Think about How a Space Will Get Used
At the very beginning of the design stages, it’s crucial to envision exactly how any given room will be used. You need to think about which parts of a room will benefit from harnessing the most light, how that light will affect TV and computer screens, and how the furnishings and traffic will interact with the size and location of the window. It might be best to have the bottom of a picture window located just above the height of a sofa, or a full wall of glass might be the perfect complement to the way you plan to interact with the space.
Both Interior and Exterior Need to Work Together
In addition to envisioning how a room might be used, you need to reconcile that plan with the aesthetics of the exterior.
“The exterior of a home can’t be neglected. It’s all about scale and proportion, for both the interior and exterior,” Gibson said. “If you spend all your energy focusing on a functional interior plan, the aesthetic results on the exterior, if that hasn’t been thought about simultaneously, will not be desirable.”
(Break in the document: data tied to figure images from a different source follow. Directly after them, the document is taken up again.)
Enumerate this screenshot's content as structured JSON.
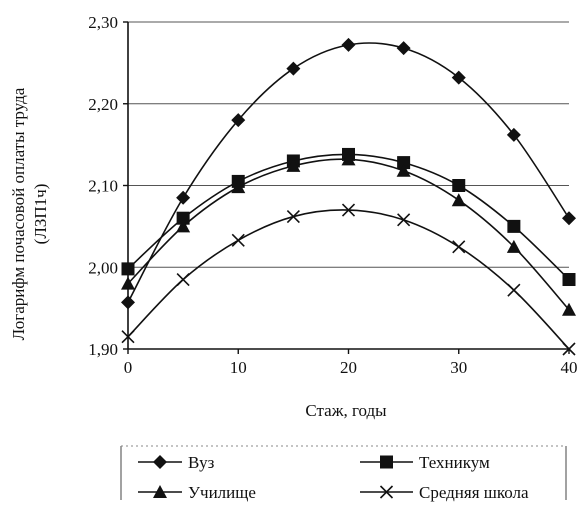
{
  "chart_data": {
    "type": "line",
    "xlabel": "Стаж, годы",
    "ylabel_line1": "Логарифм почасовой оплаты труда",
    "ylabel_line2": "(ЛЗП1ч)",
    "xlim": [
      0,
      40
    ],
    "ylim": [
      1.9,
      2.3
    ],
    "x_ticks": [
      "0",
      "10",
      "20",
      "30",
      "40"
    ],
    "y_ticks": [
      "1,90",
      "2,00",
      "2,10",
      "2,20",
      "2,30"
    ],
    "grid": "horizontal",
    "legend_position": "bottom",
    "x": [
      0,
      5,
      10,
      15,
      20,
      25,
      30,
      35,
      40
    ],
    "series": [
      {
        "name": "Вуз",
        "marker": "diamond",
        "values": [
          1.957,
          2.085,
          2.18,
          2.243,
          2.272,
          2.268,
          2.232,
          2.162,
          2.06
        ]
      },
      {
        "name": "Техникум",
        "marker": "square",
        "values": [
          1.998,
          2.06,
          2.105,
          2.13,
          2.138,
          2.128,
          2.1,
          2.05,
          1.985
        ]
      },
      {
        "name": "Училище",
        "marker": "triangle",
        "values": [
          1.98,
          2.05,
          2.098,
          2.124,
          2.132,
          2.118,
          2.082,
          2.025,
          1.948
        ]
      },
      {
        "name": "Средняя школа",
        "marker": "x",
        "values": [
          1.915,
          1.985,
          2.033,
          2.062,
          2.07,
          2.058,
          2.025,
          1.972,
          1.9
        ]
      }
    ]
  }
}
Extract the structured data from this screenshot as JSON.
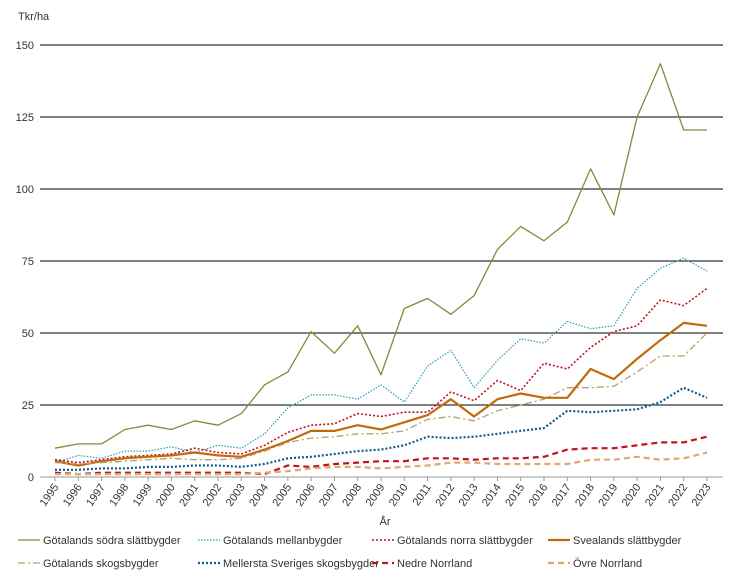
{
  "chart_data": {
    "type": "line",
    "ylabel": "Tkr/ha",
    "xlabel": "År",
    "ylim": [
      0,
      150
    ],
    "yticks": [
      0,
      25,
      50,
      75,
      100,
      125,
      150
    ],
    "grid": "horizontal",
    "legend_position": "bottom",
    "categories": [
      "1995",
      "1996",
      "1997",
      "1998",
      "1999",
      "2000",
      "2001",
      "2002",
      "2003",
      "2004",
      "2005",
      "2006",
      "2007",
      "2008",
      "2009",
      "2010",
      "2011",
      "2012",
      "2013",
      "2014",
      "2015",
      "2016",
      "2017",
      "2018",
      "2019",
      "2020",
      "2021",
      "2022",
      "2023"
    ],
    "series": [
      {
        "name": "Götalands södra slättbygder",
        "color": "#7f8c3a",
        "style": "solid",
        "width": 1.3,
        "values": [
          10,
          11.5,
          11.5,
          16.5,
          18,
          16.5,
          19.5,
          18,
          22,
          32,
          36.5,
          50.5,
          43,
          52.5,
          35.5,
          58.5,
          62,
          56.5,
          63,
          79,
          87,
          82,
          88.5,
          107,
          91,
          125,
          143.5,
          120.5,
          120.5
        ]
      },
      {
        "name": "Götalands mellanbygder",
        "color": "#2e9bb5",
        "style": "dotted-fine",
        "width": 1.2,
        "values": [
          5,
          7.5,
          6.5,
          9,
          9,
          10.5,
          8.5,
          11,
          10,
          15,
          24,
          28.5,
          28.5,
          27,
          32,
          26,
          38.5,
          44,
          31,
          40.5,
          48,
          46.5,
          54,
          51.5,
          52.5,
          65.5,
          72.5,
          76,
          71.5
        ]
      },
      {
        "name": "Götalands norra slättbygder",
        "color": "#c0121f",
        "style": "dotted",
        "width": 1.6,
        "values": [
          6,
          5,
          6,
          7,
          7.5,
          8,
          10,
          8.5,
          8,
          11,
          15.5,
          18,
          18.5,
          22,
          21,
          22.5,
          22.5,
          29.5,
          26.5,
          33.5,
          30,
          39.5,
          37.5,
          45,
          50.5,
          52.5,
          61.5,
          59.5,
          65.5
        ]
      },
      {
        "name": "Svealands slättbygder",
        "color": "#c06a0a",
        "style": "solid",
        "width": 2.2,
        "values": [
          5.5,
          4,
          5.5,
          6.5,
          7,
          7.5,
          8.5,
          7.5,
          7,
          9.5,
          12.5,
          16,
          16,
          18,
          16.5,
          19,
          21.5,
          27,
          21,
          27,
          29,
          27.5,
          27.5,
          37.5,
          34,
          41,
          47.5,
          53.5,
          52.5
        ]
      },
      {
        "name": "Götalands skogsbygder",
        "color": "#b8a06c",
        "style": "dashdot",
        "width": 1.3,
        "values": [
          5,
          4.5,
          5,
          5.5,
          6,
          6.5,
          6,
          6,
          6.5,
          9,
          12,
          13.5,
          14,
          15,
          15,
          16,
          20,
          21,
          19.5,
          23,
          25,
          27,
          31,
          31,
          31.5,
          36.5,
          42,
          42,
          50
        ]
      },
      {
        "name": "Mellersta Sveriges skogsbygder",
        "color": "#0f5d8f",
        "style": "dotted",
        "width": 2.2,
        "values": [
          2.5,
          2.5,
          3,
          3,
          3.5,
          3.5,
          4,
          4,
          3.5,
          4.5,
          6.5,
          7,
          8,
          9,
          9.5,
          11,
          14,
          13.5,
          14,
          15,
          16,
          17,
          23,
          22.5,
          23,
          23.5,
          26,
          31,
          27.5
        ]
      },
      {
        "name": "Nedre Norrland",
        "color": "#c0121f",
        "style": "dashed",
        "width": 2.2,
        "values": [
          1.5,
          1,
          1.5,
          1.5,
          1.5,
          1.5,
          1.5,
          1.5,
          1.5,
          1,
          4,
          3.5,
          4.5,
          5,
          5.5,
          5.5,
          6.5,
          6.5,
          6,
          6.5,
          6.5,
          7,
          9.5,
          10,
          10,
          11,
          12,
          12,
          14
        ]
      },
      {
        "name": "Övre Norrland",
        "color": "#e0a870",
        "style": "dashed",
        "width": 2.2,
        "values": [
          1,
          1,
          1,
          1,
          1,
          1,
          1,
          1,
          1,
          1.5,
          2,
          3,
          3.5,
          3.5,
          3,
          3.5,
          4,
          5,
          5,
          4.5,
          4.5,
          4.5,
          4.5,
          6,
          6,
          7,
          6,
          6.5,
          8.5
        ]
      }
    ]
  }
}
Make Smaller Spaces Feel Larger
Another advantage of picture windows is that they can change the impression of the size of space, especially if their placement is well thought out.
“We try to think about glazing as experiential,” Gibson said. “Take expansion and contraction for example. When you first enter a home, you might get a sensation of contraction, and when you walk through to the back of the home and meet a whole wall of glazing which pulls the view of the landscape indoors, it can make a space feel three times larger than it is.”
Using Glass as a Transition
You’ve probably seen a home addition that just doesn’t look quite right, even when similar materials were used on both the new and existing buildings. And it’s likely that you’ve seen an addition designed in a dissimilar visual vernacular that seems to flow naturally with the primary structure.
“We sometimes use large picture windows as a transition when trying to tie in an addition to the original building, especially when adding on to a historic building,” Gibson said. If we are adding a clapboard sided structure to an existing brick façade, placing glass between the two can ease the transition and make the connection feel more seamless.”